Conventionally, nuclear medicine imaging apparatuses, such as single photon emission computed tomography (SPECT) apparatuses and positron emission computed tomography (PET) apparatuses, are known as medical image diagnostic apparatuses that can perform functional diagnosis of the living tissue of a subject. Specifically, a nuclear medicine imaging apparatus detects, using a detector, gamma rays, which are emitted from an isotope or a labeled compound a selectively absorbed by living tissue, and then reconstructs nuclear medicine images which depict the radiation dose distribution of the detected gamma rays.
In recent years, apparatuses such as PET-CT apparatuses and SPECT-CT apparatuses have been put to practical use that are combinations of nuclear medicine imaging apparatuses and X-ray computed tomography (CT) apparatuses, which image morphological information on a living tissue of a subject. While rotating an X-ray tube and an X-ray detector about the body axis of a subject, an X-ray CT apparatus radiates X-rays from the X-ray tube to the subject and detects the X-rays that pass through the subject, thereby reconstructing images (X-ray CT images) that visualize the tissue morphology of the X-ray irradiated part of the subject.
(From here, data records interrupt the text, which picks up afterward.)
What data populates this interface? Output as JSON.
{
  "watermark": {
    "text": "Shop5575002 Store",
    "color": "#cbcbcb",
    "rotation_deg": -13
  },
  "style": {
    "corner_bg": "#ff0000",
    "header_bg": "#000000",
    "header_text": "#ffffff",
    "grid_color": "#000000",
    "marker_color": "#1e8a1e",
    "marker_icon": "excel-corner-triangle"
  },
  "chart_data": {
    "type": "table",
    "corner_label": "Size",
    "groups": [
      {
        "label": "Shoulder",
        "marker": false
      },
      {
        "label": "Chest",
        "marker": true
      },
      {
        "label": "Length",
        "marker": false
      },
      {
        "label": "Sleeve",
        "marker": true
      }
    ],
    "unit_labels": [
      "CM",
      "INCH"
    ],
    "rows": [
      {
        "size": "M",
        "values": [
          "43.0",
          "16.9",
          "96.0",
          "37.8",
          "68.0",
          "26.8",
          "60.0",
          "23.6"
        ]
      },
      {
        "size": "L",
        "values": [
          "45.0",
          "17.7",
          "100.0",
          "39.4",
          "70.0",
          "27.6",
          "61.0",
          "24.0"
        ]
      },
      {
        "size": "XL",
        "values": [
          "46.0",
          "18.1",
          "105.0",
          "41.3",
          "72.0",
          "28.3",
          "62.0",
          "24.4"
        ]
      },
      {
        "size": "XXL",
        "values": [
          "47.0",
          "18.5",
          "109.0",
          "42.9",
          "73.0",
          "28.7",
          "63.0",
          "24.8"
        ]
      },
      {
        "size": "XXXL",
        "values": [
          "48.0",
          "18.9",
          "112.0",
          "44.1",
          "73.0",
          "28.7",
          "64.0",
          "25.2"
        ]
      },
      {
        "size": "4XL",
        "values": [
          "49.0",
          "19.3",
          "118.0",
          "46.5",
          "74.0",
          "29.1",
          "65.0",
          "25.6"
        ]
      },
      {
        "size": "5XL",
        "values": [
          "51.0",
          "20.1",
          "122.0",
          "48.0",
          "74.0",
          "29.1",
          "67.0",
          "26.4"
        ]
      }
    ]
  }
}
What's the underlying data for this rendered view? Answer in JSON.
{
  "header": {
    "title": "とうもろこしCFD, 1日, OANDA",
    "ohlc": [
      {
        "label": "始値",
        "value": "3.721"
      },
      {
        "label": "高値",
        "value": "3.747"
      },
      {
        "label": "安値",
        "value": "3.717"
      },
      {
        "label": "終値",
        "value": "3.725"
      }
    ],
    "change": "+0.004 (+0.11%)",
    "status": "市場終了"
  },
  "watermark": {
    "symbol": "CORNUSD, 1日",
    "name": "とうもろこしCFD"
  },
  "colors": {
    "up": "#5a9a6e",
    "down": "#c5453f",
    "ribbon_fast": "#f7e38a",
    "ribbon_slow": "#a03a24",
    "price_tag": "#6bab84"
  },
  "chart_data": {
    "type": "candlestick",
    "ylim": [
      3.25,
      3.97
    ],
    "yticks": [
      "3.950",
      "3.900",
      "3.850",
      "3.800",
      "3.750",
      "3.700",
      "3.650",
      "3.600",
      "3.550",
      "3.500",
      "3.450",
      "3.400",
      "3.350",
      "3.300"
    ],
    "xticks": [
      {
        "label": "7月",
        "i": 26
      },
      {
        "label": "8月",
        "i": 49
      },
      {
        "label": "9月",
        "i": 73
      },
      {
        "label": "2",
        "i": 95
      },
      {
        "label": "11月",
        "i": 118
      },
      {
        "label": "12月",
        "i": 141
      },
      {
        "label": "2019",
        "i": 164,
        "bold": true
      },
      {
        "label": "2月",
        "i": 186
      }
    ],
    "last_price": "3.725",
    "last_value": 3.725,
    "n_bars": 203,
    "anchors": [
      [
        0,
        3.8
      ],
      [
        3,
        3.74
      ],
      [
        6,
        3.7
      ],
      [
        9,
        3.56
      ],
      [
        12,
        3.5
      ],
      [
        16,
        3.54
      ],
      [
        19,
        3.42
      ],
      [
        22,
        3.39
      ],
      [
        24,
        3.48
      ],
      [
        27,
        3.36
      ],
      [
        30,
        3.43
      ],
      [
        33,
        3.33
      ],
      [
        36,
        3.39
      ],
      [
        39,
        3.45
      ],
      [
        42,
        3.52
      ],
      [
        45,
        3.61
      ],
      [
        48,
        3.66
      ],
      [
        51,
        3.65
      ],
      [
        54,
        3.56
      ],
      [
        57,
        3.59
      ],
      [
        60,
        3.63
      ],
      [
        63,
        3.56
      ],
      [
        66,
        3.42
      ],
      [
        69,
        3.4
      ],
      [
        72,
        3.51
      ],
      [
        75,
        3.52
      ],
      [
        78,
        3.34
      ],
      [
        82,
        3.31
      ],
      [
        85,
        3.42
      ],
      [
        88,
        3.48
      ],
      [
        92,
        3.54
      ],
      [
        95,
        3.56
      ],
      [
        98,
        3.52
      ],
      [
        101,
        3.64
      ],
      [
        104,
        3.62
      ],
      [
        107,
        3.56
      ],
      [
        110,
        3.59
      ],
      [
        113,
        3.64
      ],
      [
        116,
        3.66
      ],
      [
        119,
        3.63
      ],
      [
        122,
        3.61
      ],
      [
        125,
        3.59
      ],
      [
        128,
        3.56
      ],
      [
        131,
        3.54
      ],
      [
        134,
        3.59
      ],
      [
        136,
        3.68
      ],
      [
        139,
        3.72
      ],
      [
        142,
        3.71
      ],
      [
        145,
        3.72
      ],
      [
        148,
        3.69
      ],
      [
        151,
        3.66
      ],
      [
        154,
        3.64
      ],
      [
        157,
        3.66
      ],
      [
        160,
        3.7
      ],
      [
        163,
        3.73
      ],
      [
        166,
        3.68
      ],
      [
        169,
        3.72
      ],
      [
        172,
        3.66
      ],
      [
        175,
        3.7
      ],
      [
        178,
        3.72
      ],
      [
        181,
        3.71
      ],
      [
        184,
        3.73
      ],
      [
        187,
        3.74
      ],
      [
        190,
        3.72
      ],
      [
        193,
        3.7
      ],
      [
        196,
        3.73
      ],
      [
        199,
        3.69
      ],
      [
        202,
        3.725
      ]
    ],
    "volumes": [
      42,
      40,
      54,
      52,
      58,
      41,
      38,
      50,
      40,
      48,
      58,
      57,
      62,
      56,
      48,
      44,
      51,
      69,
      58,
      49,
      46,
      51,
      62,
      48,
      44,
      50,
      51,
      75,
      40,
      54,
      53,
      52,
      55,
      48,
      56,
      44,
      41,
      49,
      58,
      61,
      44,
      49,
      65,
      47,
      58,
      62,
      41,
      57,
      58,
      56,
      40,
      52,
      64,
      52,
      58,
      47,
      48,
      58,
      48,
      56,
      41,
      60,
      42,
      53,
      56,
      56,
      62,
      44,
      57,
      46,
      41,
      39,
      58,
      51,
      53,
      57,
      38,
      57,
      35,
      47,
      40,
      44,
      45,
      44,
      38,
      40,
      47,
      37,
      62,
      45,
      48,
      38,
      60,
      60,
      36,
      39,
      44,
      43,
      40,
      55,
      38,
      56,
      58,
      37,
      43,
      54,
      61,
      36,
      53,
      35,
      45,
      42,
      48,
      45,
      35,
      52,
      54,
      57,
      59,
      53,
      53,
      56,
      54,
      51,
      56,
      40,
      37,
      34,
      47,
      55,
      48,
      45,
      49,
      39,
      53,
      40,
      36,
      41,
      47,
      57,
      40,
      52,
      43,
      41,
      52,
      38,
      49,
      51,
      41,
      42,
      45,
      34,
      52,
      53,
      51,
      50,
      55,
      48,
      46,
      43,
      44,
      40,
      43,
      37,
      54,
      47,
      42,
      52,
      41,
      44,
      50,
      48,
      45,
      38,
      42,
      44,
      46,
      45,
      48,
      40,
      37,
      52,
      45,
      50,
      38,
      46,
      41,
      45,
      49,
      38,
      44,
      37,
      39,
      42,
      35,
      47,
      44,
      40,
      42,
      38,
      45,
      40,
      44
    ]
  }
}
X-ray CT apparatuses, however, generate more X-rays than gamma rays detected by PET apparatuses or SPECT apparatuses. In other words, with PET-CT apparatuses or SPECT-CT apparatuses, when acquiring X-ray CT images, scattered radiation of the X-rays generated by an X-ray CT apparatus are incident on the gamma ray detector. The incident scattered radiation may exceed the dynamic range of measurement for acquiring nuclear medicine images. When the measurement dynamic range is exceeded, a load is applied to the circuit that is connected to the gamma ray detector.